From: "Joseph C T  - NPD, Chennai" <[EMAIL PROTECTED]>

I see that http://www.hcltech.com contains only a Flash animation,
with no alternative for browsers that do not support Flash.  That's
not a good example of compatibility.

         Is there any chance for a scenario like this
         UA1->P1->P2->P3->UA3 ,where P1 and P2 are in the same domain
         and use same realm.

      Yes, such a scenario could easily happen.  The first request will
      cause a 407 at P1.  The UAC will provide an authorization based on
      P1's challenge and re-send the request.  The second request will pass
      P1 and cause a 407 at P2 (assuming that P2 requires a separate nonce).
      That 407 will be returned to the UAC, which will construct a second
      authorization based on the second 407.  The third request will have
      both authorizations, it will pass P1 and P2 and arrive at UA3.

      This is a direct consequence of the rules in RFC 3261.

BTW, it would help if you indented your quoted material, as has been
the standard on the Internet since 1980 or earlier.  The "[Joseph]"
flags do not make your contribution stand out well.

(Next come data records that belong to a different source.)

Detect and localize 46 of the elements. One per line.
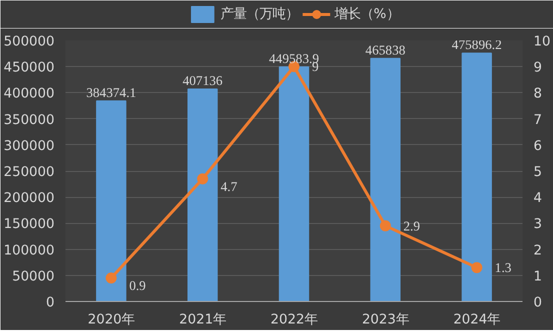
y2-tick-label: 10	[534, 34, 550, 50]
y2-tick-label: 1	[534, 269, 542, 284]
y-tick-label: 450000	[4, 60, 55, 76]
legend-label: 增长（%）	[334, 6, 400, 23]
y2-tick-label: 0	[534, 296, 542, 310]
bar	[462, 52, 492, 302]
y-tick-label: 400000	[4, 86, 55, 102]
bar	[370, 58, 401, 302]
data-label: 475896.2	[452, 37, 502, 52]
point	[380, 220, 391, 232]
y2-tick-label: 9	[534, 60, 542, 76]
data-label: 1.3	[494, 260, 512, 276]
data-label: 384374.1	[86, 84, 136, 100]
y2-tick-label: 4	[534, 191, 542, 206]
data-label: 4.7	[220, 178, 238, 194]
y-tick-label: 350000	[4, 112, 55, 128]
y2-tick-label: 8	[534, 86, 542, 102]
data-label: 465838	[365, 42, 406, 58]
point	[471, 262, 482, 274]
x-tick-label: 2022年	[270, 312, 318, 328]
data-label: 2.9	[403, 218, 420, 234]
bar	[278, 66, 310, 302]
x-tick-label: 2021年	[179, 312, 226, 328]
y-tick-label: 100000	[4, 243, 55, 258]
legend-label: 产量（万吨）	[220, 6, 299, 23]
y-tick-label: 150000	[4, 217, 55, 232]
y-tick-label: 50000	[12, 269, 55, 284]
x-tick-label: 2024年	[453, 312, 500, 328]
y2-tick-label: 6	[534, 138, 542, 154]
y-tick-label: 300000	[4, 138, 55, 154]
y-tick-label: 200000	[4, 191, 55, 206]
bar	[187, 88, 218, 302]
y2-tick-label: 7	[534, 112, 542, 128]
y2-tick-label: 2	[534, 243, 542, 258]
data-label: 0.9	[129, 278, 146, 294]
y2-tick-label: 3	[534, 217, 542, 232]
x-tick-label: 2020年	[88, 312, 135, 328]
point	[106, 272, 117, 284]
y-tick-label: 0	[46, 296, 55, 310]
y2-tick-label: 5	[534, 165, 542, 180]
y-tick-label: 250000	[4, 165, 55, 180]
y-tick-label: 500000	[4, 34, 55, 50]
x-tick-label: 2023年	[362, 312, 409, 328]
point	[197, 173, 208, 184]
data-label: 407136	[182, 72, 223, 88]
bar	[96, 100, 126, 302]
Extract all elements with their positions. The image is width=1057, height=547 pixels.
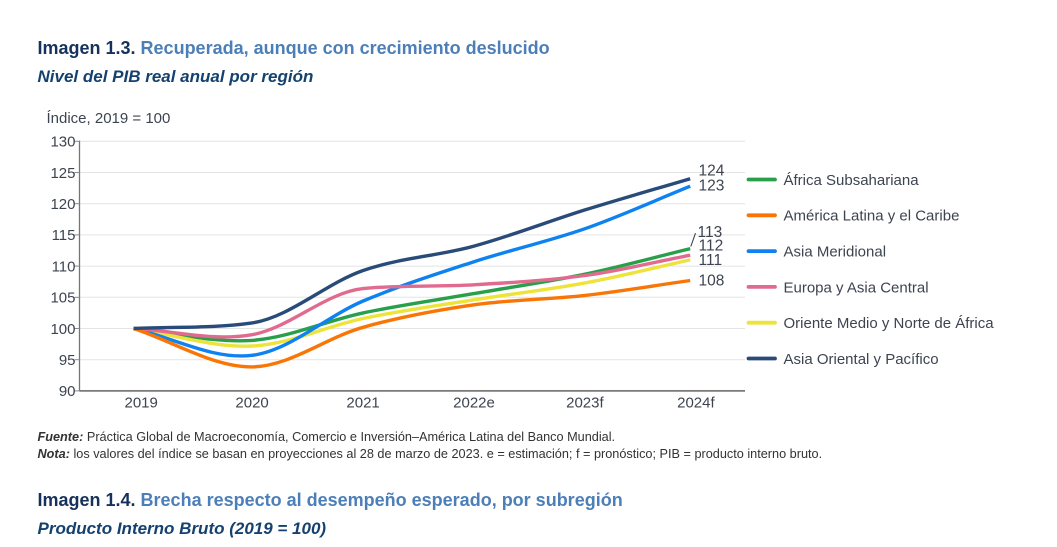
svg-text:130: 130: [50, 134, 75, 151]
svg-text:Europa y Asia Central: Europa y Asia Central: [784, 279, 929, 296]
svg-text:Asia Meridional: Asia Meridional: [784, 244, 887, 261]
svg-text:2024f: 2024f: [677, 395, 715, 412]
svg-text:115: 115: [52, 227, 76, 244]
svg-text:125: 125: [50, 165, 75, 182]
svg-text:África Subsahariana: África Subsahariana: [784, 172, 920, 189]
svg-text:110: 110: [52, 258, 76, 275]
svg-text:100: 100: [50, 321, 75, 338]
svg-text:Oriente Medio y Norte de Áfric: Oriente Medio y Norte de África: [784, 315, 995, 332]
svg-text:2022e: 2022e: [453, 395, 495, 412]
svg-text:90: 90: [59, 383, 76, 400]
svg-text:2020: 2020: [235, 395, 268, 412]
svg-text:111: 111: [699, 252, 723, 269]
svg-text:Índice, 2019 = 100: Índice, 2019 = 100: [47, 110, 171, 127]
svg-text:Asia Oriental y Pacífico: Asia Oriental y Pacífico: [784, 351, 939, 368]
svg-text:2023f: 2023f: [566, 395, 604, 412]
svg-text:124: 124: [699, 163, 725, 180]
svg-text:105: 105: [50, 290, 75, 307]
svg-text:123: 123: [699, 178, 725, 195]
svg-text:120: 120: [50, 196, 75, 213]
svg-text:2021: 2021: [346, 395, 379, 412]
svg-text:108: 108: [699, 273, 725, 290]
svg-text:2019: 2019: [125, 395, 158, 412]
svg-text:95: 95: [59, 352, 76, 369]
svg-text:América Latina y el Caribe: América Latina y el Caribe: [784, 208, 960, 225]
svg-text:112: 112: [699, 237, 724, 254]
svg-text:113: 113: [698, 224, 723, 241]
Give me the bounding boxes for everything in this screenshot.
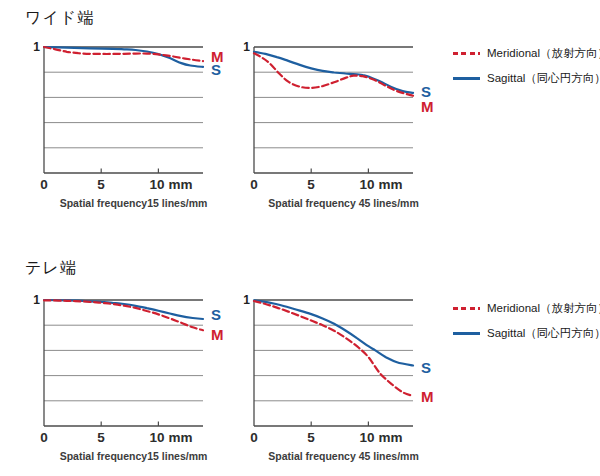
x-tick-10mm: 10 mm	[360, 177, 403, 192]
legend-label-sagittal: Sagittal（同心円方向）	[487, 71, 600, 86]
x-axis-caption: Spatial frequency 45 lines/mm	[264, 197, 423, 209]
x-axis-caption: Spatial frequency15 lines/mm	[54, 197, 213, 209]
y-axis-tick-label: 1	[238, 293, 250, 307]
mtf-chart-panel: ワイド端 1 0 5 10 mm Spatial frequency15 lin…	[0, 0, 600, 476]
section-title-tele: テレ端	[25, 258, 77, 279]
x-tick-0: 0	[40, 177, 48, 192]
sagittal-end-label: S	[421, 83, 431, 100]
chart-tele-45-plot	[238, 291, 470, 443]
x-tick-5: 5	[97, 177, 105, 192]
chart-tele-15: 1 0 5 10 mm Spatial frequency15 lines/mm…	[28, 291, 260, 471]
meridional-end-label: M	[421, 388, 434, 405]
x-tick-10mm: 10 mm	[150, 430, 193, 445]
sagittal-line-sample	[453, 77, 480, 80]
chart-wide-45-plot	[238, 38, 470, 190]
sagittal-curve	[254, 300, 413, 365]
chart-tele-15-plot	[28, 291, 260, 443]
legend-item-meridional: Meridional（放射方向）	[453, 296, 600, 321]
x-tick-5: 5	[307, 177, 315, 192]
x-tick-10mm: 10 mm	[360, 430, 403, 445]
x-tick-5: 5	[307, 430, 315, 445]
sagittal-end-label: S	[211, 306, 221, 323]
legend-item-sagittal: Sagittal（同心円方向）	[453, 66, 600, 91]
x-tick-0: 0	[250, 430, 258, 445]
y-axis-tick-label: 1	[28, 293, 40, 307]
sagittal-end-label: S	[211, 61, 221, 78]
x-tick-10mm: 10 mm	[150, 177, 193, 192]
section-title-wide: ワイド端	[25, 8, 94, 29]
legend-wide: Meridional（放射方向） Sagittal（同心円方向）	[453, 41, 600, 91]
meridional-dash-sample	[453, 307, 480, 310]
meridional-dash-sample	[453, 52, 480, 55]
chart-tele-45: 1 0 5 10 mm Spatial frequency 45 lines/m…	[238, 291, 470, 471]
y-axis-tick-label: 1	[28, 40, 40, 54]
x-tick-0: 0	[250, 177, 258, 192]
x-tick-0: 0	[40, 430, 48, 445]
legend-label-sagittal: Sagittal（同心円方向）	[487, 326, 600, 341]
chart-wide-45: 1 0 5 10 mm Spatial frequency 45 lines/m…	[238, 38, 470, 218]
meridional-end-label: M	[421, 98, 434, 115]
sagittal-curve	[44, 300, 203, 319]
x-tick-5: 5	[97, 430, 105, 445]
chart-wide-15-plot	[28, 38, 260, 190]
x-axis-caption: Spatial frequency 45 lines/mm	[264, 450, 423, 462]
legend-label-meridional: Meridional（放射方向）	[487, 46, 600, 61]
legend-item-sagittal: Sagittal（同心円方向）	[453, 321, 600, 346]
legend-item-meridional: Meridional（放射方向）	[453, 41, 600, 66]
legend-tele: Meridional（放射方向） Sagittal（同心円方向）	[453, 296, 600, 346]
sagittal-line-sample	[453, 332, 480, 335]
chart-wide-15: 1 0 5 10 mm Spatial frequency15 lines/mm…	[28, 38, 260, 218]
meridional-end-label: M	[211, 326, 224, 343]
meridional-curve	[254, 301, 413, 396]
sagittal-end-label: S	[421, 359, 431, 376]
meridional-curve	[254, 53, 413, 96]
y-axis-tick-label: 1	[238, 40, 250, 54]
legend-label-meridional: Meridional（放射方向）	[487, 301, 600, 316]
x-axis-caption: Spatial frequency15 lines/mm	[54, 450, 213, 462]
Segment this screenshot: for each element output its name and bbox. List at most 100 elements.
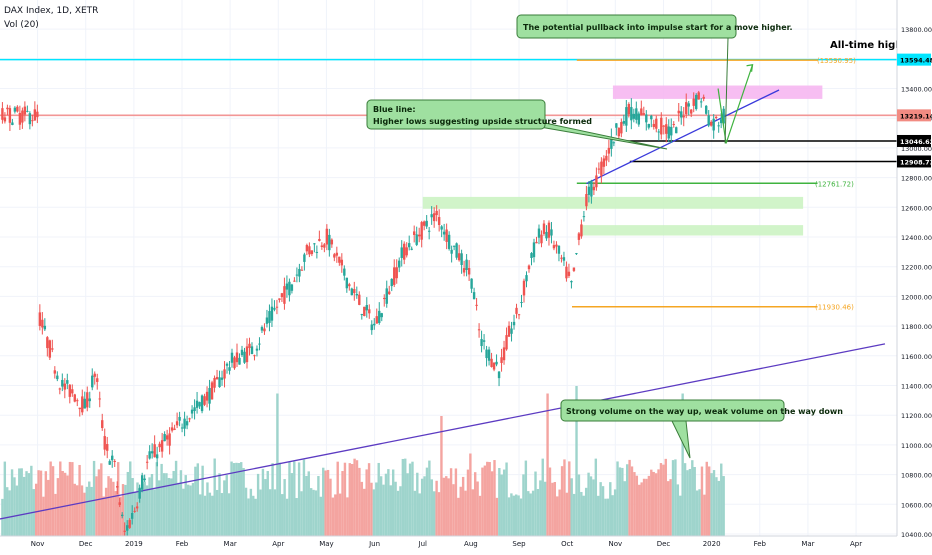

   [Joseph] After P1 forwards the first 407 it removes it own authorization
   header from the request.When this reaches at P2 then again P2 will request
   for authentication.This 407 is again given to the UAC through P1.This time
   the UAC sees this as a failure of credentials for the prevoius request and
   sends again to the user to key in the username and password.This willl agin
   the request with one authorization header.Now again while passing through P1
   it strips the authorization header from the request.Will this not create a
   loop?

No, because you're not analyzing the situation correctly.  The *third*
request (described above) will have *two* Authorization headers, one
carrying the nonce given by P1, and one carrying the nonce given by
P2.  P1 may remove the first Authorization (though it really
shouldn't, as doing so can do no good and causes harm in some
scenarios), but it should never remove the second Authorization (as it
is not directed toward P1, as P1 can easily verify).  The second
Authorization reaches P2, and allows the request to pass P2.